Those who had their instrumentation removed or were reinstrumented had a later presentation of their infection, with removal averaging 85 days (range 6–280 days) and reinstrumentation averaging 123 days (range 4–323 days) postoperatively. There was an earlier presentation for those who retained their implants, with suppression averaging 19 days (range 9–39) and no suppression averaging 29 days (range 6–90 days) postoperatively. The number of polymicrobial infections between the cohorts trended toward significance (*P* = .077), with those with instrumentation removed or reinstrumentation having over twice as many patients with polymicrobial infections than the cohorts with their instrumentation retained (Table 2).

View this table:
[Table 2](http://ijssurgery.com//content/12/4/490/T2)

Table 2 
Infection characteristics.

Patients with retained instrumentation without suppression had a single debridement, and there was a significantly greater number of debridements in those with instrumentation removed and exchanged (Table 3). The probability of retaining instrumentation dropped from 63% after the first debridement to 26% after the second and 17% after the third, and no patients were able to retain instrumentation if they had 4 or more debridements (Figure 2). No significant differences emerged when examining intraoperative interventions (Table 3).

View this table:
[Table 3](http://ijssurgery.com//content/12/4/490/T3)

Table 3 
Debridement characteristics.

![Figure 2](http://ijssurgery.com//http://www.ijssurgery.com/content/ijss/12/4/490/F2.medium.gif)

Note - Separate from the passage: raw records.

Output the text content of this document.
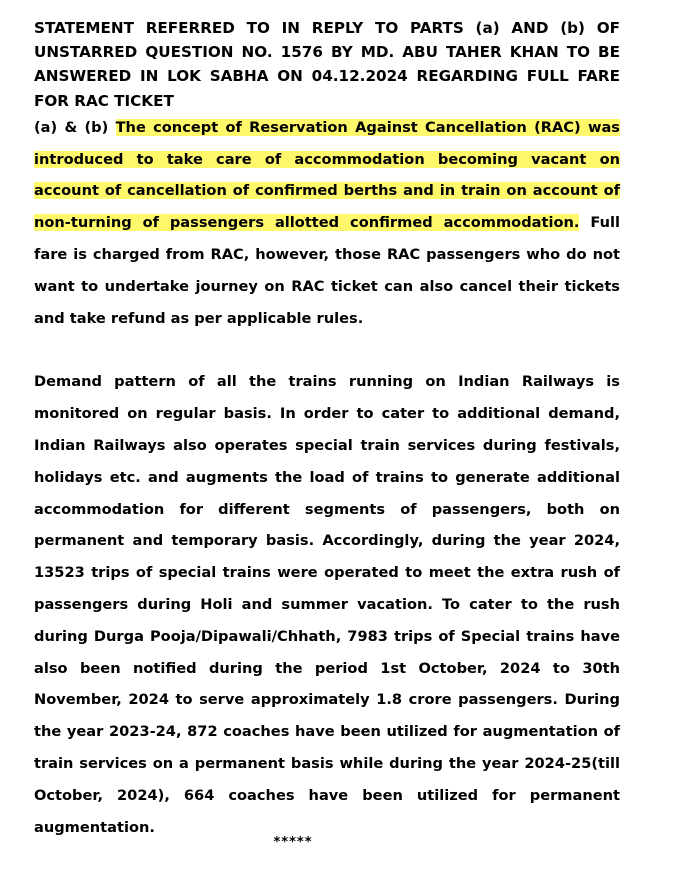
STATEMENT REFERRED TO IN REPLY TO PARTS (a) AND (b) OF UNSTARRED QUESTION NO. 1576 BY MD. ABU TAHER KHAN TO BE ANSWERED IN LOK SABHA ON 04.12.2024 REGARDING FULL FARE FOR RAC TICKET

(a) & (b) The concept of Reservation Against Cancellation (RAC) was introduced to take care of accommodation becoming vacant on account of cancellation of confirmed berths and in train on account of non-turning of passengers allotted confirmed accommodation. Full fare is charged from RAC, however, those RAC passengers who do not want to undertake journey on RAC ticket can also cancel their tickets and take refund as per applicable rules.

Demand pattern of all the trains running on Indian Railways is monitored on regular basis. In order to cater to additional demand, Indian Railways also operates special train services during festivals, holidays etc. and augments the load of trains to generate additional accommodation for different segments of passengers, both on permanent and temporary basis. Accordingly, during the year 2024, 13523 trips of special trains were operated to meet the extra rush of passengers during Holi and summer vacation. To cater to the rush during Durga Pooja/Dipawali/Chhath, 7983 trips of Special trains have also been notified during the period 1st October, 2024 to 30th November, 2024 to serve approximately 1.8 crore passengers. During the year 2023-24, 872 coaches have been utilized for augmentation of train services on a permanent basis while during the year 2024-25(till October, 2024), 664 coaches have been utilized for permanent augmentation.

*****
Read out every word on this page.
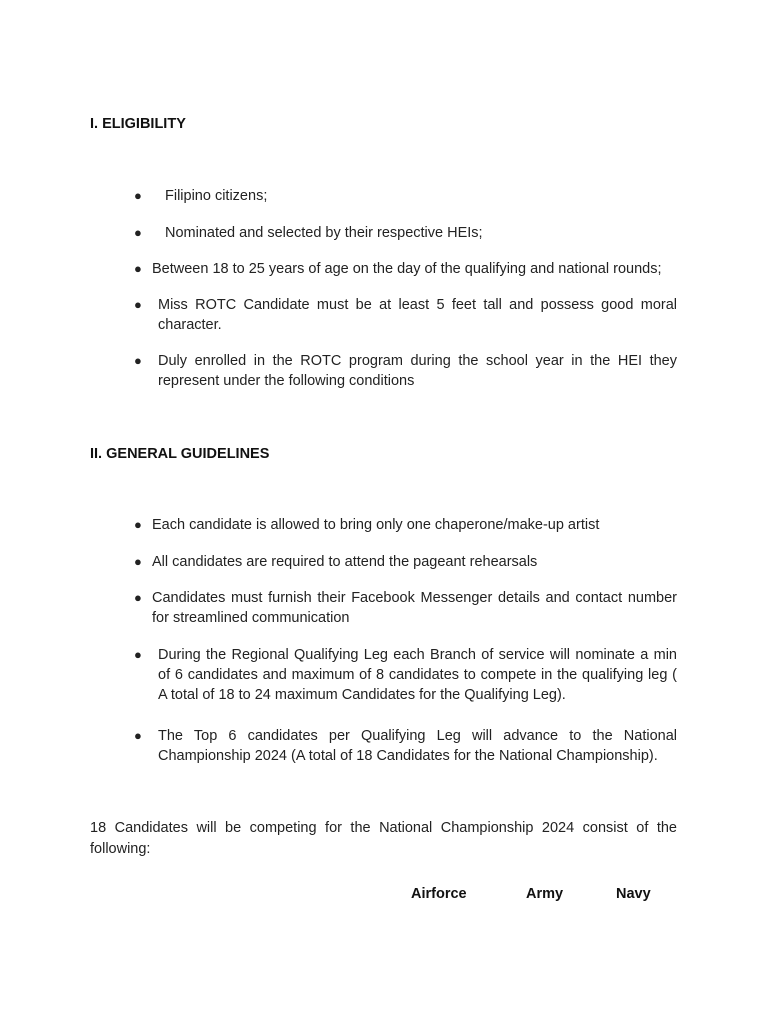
I. ELIGIBILITY
● Filipino citizens;
● Nominated and selected by their respective HEIs;
● Between 18 to 25 years of age on the day of the qualifying and national rounds;
● Miss ROTC Candidate must be at least 5 feet tall and possess good moral character.
● Duly enrolled in the ROTC program during the school year in the HEI they represent under the following conditions
II. GENERAL GUIDELINES
● Each candidate is allowed to bring only one chaperone/make-up artist
● All candidates are required to attend the pageant rehearsals
● Candidates must furnish their Facebook Messenger details and contact number for streamlined communication
● During the Regional Qualifying Leg each Branch of service will nominate a min of 6 candidates and maximum of 8 candidates to compete in the qualifying leg ( A total of 18 to 24 maximum Candidates for the Qualifying Leg).
● The Top 6 candidates per Qualifying Leg will advance to the National Championship 2024 (A total of 18 Candidates for the National Championship).

18 Candidates will be competing for the National Championship 2024 consist of the following:

Airforce	Army	Navy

[Figure 2](http://ijssurgery.com//content/12/4/490/F2)

Figure 2 
Graphical representation of the probability of retaining instrumentation with each successive surgical debridement.

Patients with retention of instrumentation without suppression took an average of 255 days of oral antibiotics (range 7–689 days). Antibiotic regimens are shown in Table 4.

View this table:
[Table 4](http://ijssurgery.com//content/12/4/490/T4)

Table 4 
Antibiosis characteristics.

## DISCUSSION

These data aimed to analyze patients with SSI following spinal instrumentation that were assigned to 1 of 4 clinical interventions: implant removal, reinstrumentation, instrument retention with antibiotic suppression, and instrument retention without antibiotic suppression. Patient, infection, surgery, and antibiotic characteristics were obtained to see the emergence of any associations to the final clinical outcome.

Our result demonstrated that none of the patients with retained instrumentation without suppression had recurrence of infections after long-term follow-up. There is obviously selection bias present in this observation, as the patients taken off of antibiotics were thought to be less likely to have a recurrence of infection. However, it does offer evidence that, in some cases, infected spinal instrumentation can be retained without antibiotic suppression. Although it is hard to definitely state in which cases this lack of suppression is possible, in this series, patients with SSI that present acutely were able to retain their instrumentation after early aggressive debridement. Those with later presentations of infection more likely required removal or exchange of their spinal instrumentation.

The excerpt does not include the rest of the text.